He sabido -como si hubiese participado de un aprendizaje intensivo- que nuestro rechazó (¿miedo, horror?) a los bostezos y a los bostezantes es progresivo: cuando somos niños eso no nos inquieta, y al parecer la aversión empieza a desarrollarse en la adolescencia y culmina en la ancianidad: no hay nada peor para un viejo de los que no bostezan que un bostezo, es como una puñalada en pleno corazón (como la luz para los vampiros: ahora creo en ellos, sé que existen).

En mi breve experiencia he descubierto que hay gradación en los bostezos: algunos pueden ser tolerables, aunque otros son verdaderas provocaciones al suicidio o al asesinato, por ejemplo los de quienes además de bostezar hacen escandalosos ruidos. Y peor aún resultan aquellos bostezantes que tratan de hablar mientras bostezan. Y los reiterativos, esos que abren sus hocicos una y otra vez sin contemplaciones, esos que se resisten estúpidamente a dormir: son nuestros peores enemigos.

Imagino que fue algo irracional, no calculado y sin embargo imperativo: llegué a casa, y contra mi costumbre me puse a ver la televisión con mi familia; evitaba esa forma de entretenimiento porque invariablemente quien ve televisión bosteza. Y mi abuela, la madre de papá, se prodigaba en kilométricos bostezos cada noche antes de pedir que la llevaran a su cama. Esta vez sorprendí a todos al ofrecer hacerme cargo de la abuela.
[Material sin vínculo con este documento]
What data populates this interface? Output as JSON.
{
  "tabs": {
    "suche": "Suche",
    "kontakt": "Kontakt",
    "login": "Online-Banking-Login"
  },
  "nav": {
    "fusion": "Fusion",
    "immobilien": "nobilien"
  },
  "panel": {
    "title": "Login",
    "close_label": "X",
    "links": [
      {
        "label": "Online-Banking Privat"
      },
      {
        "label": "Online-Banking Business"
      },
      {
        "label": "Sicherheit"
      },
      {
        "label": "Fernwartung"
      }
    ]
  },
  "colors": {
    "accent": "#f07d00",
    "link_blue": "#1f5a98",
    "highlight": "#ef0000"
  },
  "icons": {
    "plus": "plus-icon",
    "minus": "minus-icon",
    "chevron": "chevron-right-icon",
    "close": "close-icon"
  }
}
Cuando pidió ser llevada a su recámara la conduje hacia la planta alta de la casa, y al ver que bostezaba, en plenas escaleras le clavé la punta de mi flamante anillo en plena nuca: la anciana se desplomó como por embrujo: muerta. Se hizo el escándalo en casa, llamaron inútilmente al médico y no tuvieron más que aceptar que la abuela había muerto de muerte natural, de vieja. Lo constató la autopsia, y mi familia se encargó del sepelio. Naturalmente no asistí al velorio, ni a los rezos subsecuentes, no fuera a ser que el nuevo diablo que llevaba dentro de desatara innecesariamente.

La muerte de la abuela me produjo un misterioso cosquilleo en el cuerpo, cierta euforia, y por qué no decirlo, me hizo sentir feliz, como si me hubieran arrancado del corazón una esfera de espinas, en tanto papá y mis hermanos padecieron la ausencia de la abuela como una lápida.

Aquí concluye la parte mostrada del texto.